Wm. Keith Freed was appointed by a unanimous vote of the Franconia Township Board of Supervisors, with board member Curtis Kratz taking part by phone, at a special meeting held Jan. 23.
“I appreciate your confidence in me and I again look forward to serving the residents of Franconia,” Freed said after thanking the board.
Freed was a member of the board of supervisors from 2003 until 2014 and previously served as chairman of the planning commission. He also has previously served as president of the Indian Valley Regional Planning Commission and president of Montgomery County Association of Township Officials.
He succeeds retiring tax collector Jerry DeLong, who held the position since 2003.
“You have some big shoes to fill,” board Chairman Grey Godshall said.
“I understand,” Freed said.
Rebecca Reeser was unopposed on the ballot in the November elections to be the new tax collector. The board was notified the beginning of the year, however, that she was unable to get bonding, Godshall said.
“It’s not a small bond. It’s a rather large bond,” board member Robert Nice said.
“It’s one-third of the money you collect,” Freed said. “The bond is for $9.6 million and the collection is $29 million.”
Five or six people applied to fill the opening, Nice said.
“We were looking for a full-time position, so that disqualified a couple of the folks,” he said.
There were also some other criteria, he said.
“We were looking for a certificate of completion for the tax collector exam. We clearly needed a bond certified and approved, and we also were talking about the training,” he said.
“It was very fortunate we had a qualified candidate who was very aggressively going after it,” board member David Fazio said.
Freed said he was preapproved for bonding, had a criminal background check completed and had taken a tax collector training course.
He said he talked to DeLong about the job, but did not go into the tax office or see the computer programs used before being appointed.
“Not wanting to be presumptuous, I wanted to do everything I possibly could to point me in the right direction, but I wanted to wait until after the appointment,” he said.
The tax bills will go out as usual on Feb. 1, he said.
DeLong told him he’s already arranged to have the tax bills printed, put in envelopes and mailed, Freed said.

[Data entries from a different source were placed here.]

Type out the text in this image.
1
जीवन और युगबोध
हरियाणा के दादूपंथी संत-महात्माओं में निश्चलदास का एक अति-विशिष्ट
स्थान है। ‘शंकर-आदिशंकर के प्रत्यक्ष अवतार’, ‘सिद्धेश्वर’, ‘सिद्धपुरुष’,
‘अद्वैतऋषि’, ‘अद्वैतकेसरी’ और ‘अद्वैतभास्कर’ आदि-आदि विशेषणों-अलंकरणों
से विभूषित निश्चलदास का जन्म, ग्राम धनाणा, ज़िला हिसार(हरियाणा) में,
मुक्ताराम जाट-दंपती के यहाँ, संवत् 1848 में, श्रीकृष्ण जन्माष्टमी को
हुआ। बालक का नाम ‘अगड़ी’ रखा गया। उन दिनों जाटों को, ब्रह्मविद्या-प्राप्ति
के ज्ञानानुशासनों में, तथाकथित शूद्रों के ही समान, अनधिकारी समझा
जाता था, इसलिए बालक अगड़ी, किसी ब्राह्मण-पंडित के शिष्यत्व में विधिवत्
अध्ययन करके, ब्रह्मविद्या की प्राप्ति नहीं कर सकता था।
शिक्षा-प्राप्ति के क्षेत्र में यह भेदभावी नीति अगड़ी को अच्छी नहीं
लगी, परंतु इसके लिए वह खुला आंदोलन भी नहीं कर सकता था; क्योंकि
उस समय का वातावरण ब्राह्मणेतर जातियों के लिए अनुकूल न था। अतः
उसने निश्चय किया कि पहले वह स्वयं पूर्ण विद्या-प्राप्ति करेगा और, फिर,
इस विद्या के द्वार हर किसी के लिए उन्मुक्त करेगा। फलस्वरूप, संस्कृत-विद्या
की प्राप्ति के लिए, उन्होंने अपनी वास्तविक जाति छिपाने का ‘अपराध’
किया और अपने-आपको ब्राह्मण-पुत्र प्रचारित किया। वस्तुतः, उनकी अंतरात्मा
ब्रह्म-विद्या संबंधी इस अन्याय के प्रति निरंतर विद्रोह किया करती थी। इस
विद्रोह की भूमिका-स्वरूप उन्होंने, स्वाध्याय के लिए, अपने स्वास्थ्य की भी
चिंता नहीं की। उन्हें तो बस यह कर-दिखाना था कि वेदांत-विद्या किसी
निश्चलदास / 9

Since the bills were prepared before the new tax collector was chosen, though, this year’s tax payments will go to “Franconia Township tax collector,” rather than also including his name, Freed said.
“There’s a lot of things in the transition that we’re gonna have to work our way through, but there’s nothing that can’t be worked through,” he said.
Freed said he will have to run again in the 2019 elections to retain the job.
Following the meeting, he said he worked for Shelly Enterprises for 46 years until this past October.
“I was looking for new opportunity and I had heard that there was a possibility of this coming up, so I put my name in,” he said.